My blood work showed lower white blood cell account again last week, below the normal range and I just learned I am JCV+. My neuro wants me to stay on Tec and keep checking my blood every 60-90 days. I am almost at the 2 year mark on Tec but am having some symptoms that may indicate a flare-up so I had a brain/spinal MRI Friday evening so we'll see how the Tec has been working.

I have a feeling that I'll be getting solumedrol soon!

MS TOO i have some time to think about it seeing as how my appt w/ the neurologist is 2 months away! i'm having my blood rechecked in a month to see what my lymphocyte count is then. i hope it returns to normal range!

i'm thinking about avonex next. i was on rebif for 13 years before i started the tecfidera so i really don't want to go on another sub-q med. i have fibrous areas under my skin due to it.

i'm not liking the other oral's possible side effects & i don't think i'm ready to chance pml w/ tysabri. i'm really not liking my options here!

i hope your blood counts get better & that your mri is alright! switching meds sucks!!

allHailye2,

I understand what you mean by not liking the options. I was on Copaxone for a little over 6 years and don't want to go back to injections either subQ or infusions.
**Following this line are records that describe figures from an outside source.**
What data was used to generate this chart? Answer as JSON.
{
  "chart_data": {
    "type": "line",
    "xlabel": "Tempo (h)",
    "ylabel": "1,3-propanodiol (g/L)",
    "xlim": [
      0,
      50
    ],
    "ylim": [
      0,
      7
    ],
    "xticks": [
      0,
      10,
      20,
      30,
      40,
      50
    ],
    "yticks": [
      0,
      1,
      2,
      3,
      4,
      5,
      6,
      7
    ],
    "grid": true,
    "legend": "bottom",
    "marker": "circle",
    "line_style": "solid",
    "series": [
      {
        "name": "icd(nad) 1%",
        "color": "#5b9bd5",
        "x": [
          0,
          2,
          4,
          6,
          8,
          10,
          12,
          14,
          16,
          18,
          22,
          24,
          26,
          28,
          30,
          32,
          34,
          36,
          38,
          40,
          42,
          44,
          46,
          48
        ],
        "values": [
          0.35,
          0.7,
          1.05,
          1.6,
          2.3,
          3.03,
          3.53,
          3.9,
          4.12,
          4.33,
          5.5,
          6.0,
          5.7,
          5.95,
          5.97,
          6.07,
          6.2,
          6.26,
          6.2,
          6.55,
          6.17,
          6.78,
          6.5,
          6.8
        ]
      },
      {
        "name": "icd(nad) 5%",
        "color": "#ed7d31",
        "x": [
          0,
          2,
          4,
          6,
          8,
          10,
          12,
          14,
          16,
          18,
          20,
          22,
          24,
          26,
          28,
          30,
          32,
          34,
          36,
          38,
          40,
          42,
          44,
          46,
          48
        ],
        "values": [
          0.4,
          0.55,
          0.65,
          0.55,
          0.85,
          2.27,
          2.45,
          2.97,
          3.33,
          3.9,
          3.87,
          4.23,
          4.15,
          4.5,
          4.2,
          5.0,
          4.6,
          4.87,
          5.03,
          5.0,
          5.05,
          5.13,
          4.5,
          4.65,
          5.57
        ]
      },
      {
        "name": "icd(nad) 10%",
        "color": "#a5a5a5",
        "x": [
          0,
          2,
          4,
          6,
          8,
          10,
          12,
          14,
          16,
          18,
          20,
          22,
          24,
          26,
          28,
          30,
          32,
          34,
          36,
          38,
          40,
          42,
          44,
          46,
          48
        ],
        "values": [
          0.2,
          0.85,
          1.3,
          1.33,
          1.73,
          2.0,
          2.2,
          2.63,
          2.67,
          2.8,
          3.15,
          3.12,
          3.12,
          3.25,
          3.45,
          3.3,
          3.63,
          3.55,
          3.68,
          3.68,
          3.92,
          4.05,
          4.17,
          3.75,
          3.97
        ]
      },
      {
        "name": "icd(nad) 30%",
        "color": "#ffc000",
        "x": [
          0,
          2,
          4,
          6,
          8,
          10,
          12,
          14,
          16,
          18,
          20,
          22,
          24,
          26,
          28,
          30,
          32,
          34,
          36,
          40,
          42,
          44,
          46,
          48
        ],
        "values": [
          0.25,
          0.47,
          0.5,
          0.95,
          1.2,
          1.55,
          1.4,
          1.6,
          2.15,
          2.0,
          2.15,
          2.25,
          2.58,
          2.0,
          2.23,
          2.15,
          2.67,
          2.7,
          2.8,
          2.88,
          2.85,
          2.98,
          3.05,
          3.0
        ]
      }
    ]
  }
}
My MRI looked about the same as 2 years ago so the Tec must be doing something though my neuro agrees that I am in a bit of a relapse, the third in 2 years.

I am JCV+ but my neuro asked if I was interested in Tysabri. I told him I'd rather stick it out with Tec and have labs done every 60-90 days and he agreed with that choice. He also asked if I wanted a few days of solumedrol, but I would rather live with my minor symptoms and save the steroids for if/when I get worse which my neuro also agreed with. So no changes to what I am doing for now.

Best of luck to you in choosing a new DMD, I hope you find one that works well for you.